И тут он обратил внимание на свои сапоги: сплошные лохмотья, колючая проволока не пощадила хрома. Гречаников ахнул, вроде бы шутейно схватился за голову. Но Трофименко видел, что ему не до шуток.
— Каюк обновке, — сказал Гречаников, смешно шлёпая изорванными сапогами по полу.
— Не горюй. Я дарю тебе свои… Хром что надо.
— Спасибочки, товарищ лейтенант, только я не приму. Вам самому нужны.
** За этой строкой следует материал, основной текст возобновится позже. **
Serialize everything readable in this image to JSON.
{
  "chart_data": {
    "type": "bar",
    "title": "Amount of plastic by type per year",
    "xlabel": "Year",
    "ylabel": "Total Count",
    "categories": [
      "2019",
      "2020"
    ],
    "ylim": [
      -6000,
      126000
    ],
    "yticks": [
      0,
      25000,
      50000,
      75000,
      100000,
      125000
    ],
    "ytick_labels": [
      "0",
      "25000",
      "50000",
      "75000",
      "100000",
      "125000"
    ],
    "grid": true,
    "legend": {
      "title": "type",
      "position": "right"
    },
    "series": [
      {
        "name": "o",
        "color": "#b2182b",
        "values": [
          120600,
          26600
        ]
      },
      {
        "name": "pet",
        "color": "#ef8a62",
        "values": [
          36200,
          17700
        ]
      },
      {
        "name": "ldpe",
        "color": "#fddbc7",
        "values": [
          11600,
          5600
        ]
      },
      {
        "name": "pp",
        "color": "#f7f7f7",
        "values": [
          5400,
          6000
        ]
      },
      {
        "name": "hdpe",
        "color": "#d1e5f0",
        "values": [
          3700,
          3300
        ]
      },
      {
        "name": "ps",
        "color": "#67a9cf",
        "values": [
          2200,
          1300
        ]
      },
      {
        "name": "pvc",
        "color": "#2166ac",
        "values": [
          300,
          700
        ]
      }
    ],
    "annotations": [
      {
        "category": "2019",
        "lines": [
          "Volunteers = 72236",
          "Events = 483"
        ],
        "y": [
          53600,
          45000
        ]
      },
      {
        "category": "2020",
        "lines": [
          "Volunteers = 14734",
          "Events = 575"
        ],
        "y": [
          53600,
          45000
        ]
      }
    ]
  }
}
Трофименко его уговаривал, Гречаников стоял на своём: благодарствую на добром слове, но этого подарка не приму. А вскоре на заставу приехал начальник отряда. Он объявил благодарность участникам задержания, крепко пожал каждому руки. Гречаникову заметил:
— Что-то ты, старшина, кислый малость… Здоров ли?
Трофименко прищурился:
— Товарищ подполковник, разрешите вас на минуточку?
Они вышли в соседнюю комнату. Когда вернулись, начальник отряда с лукавой торжественностью проговорил:
— Кроме того, я награждаю старшину Гречаникова деньгами…
Денежная награда была как раз такой, чтобы сшить новые хромовые сапоги. И старшина Гречаников сшил их.
* * *
Теперь и от этих сапог — тоже ошмётки.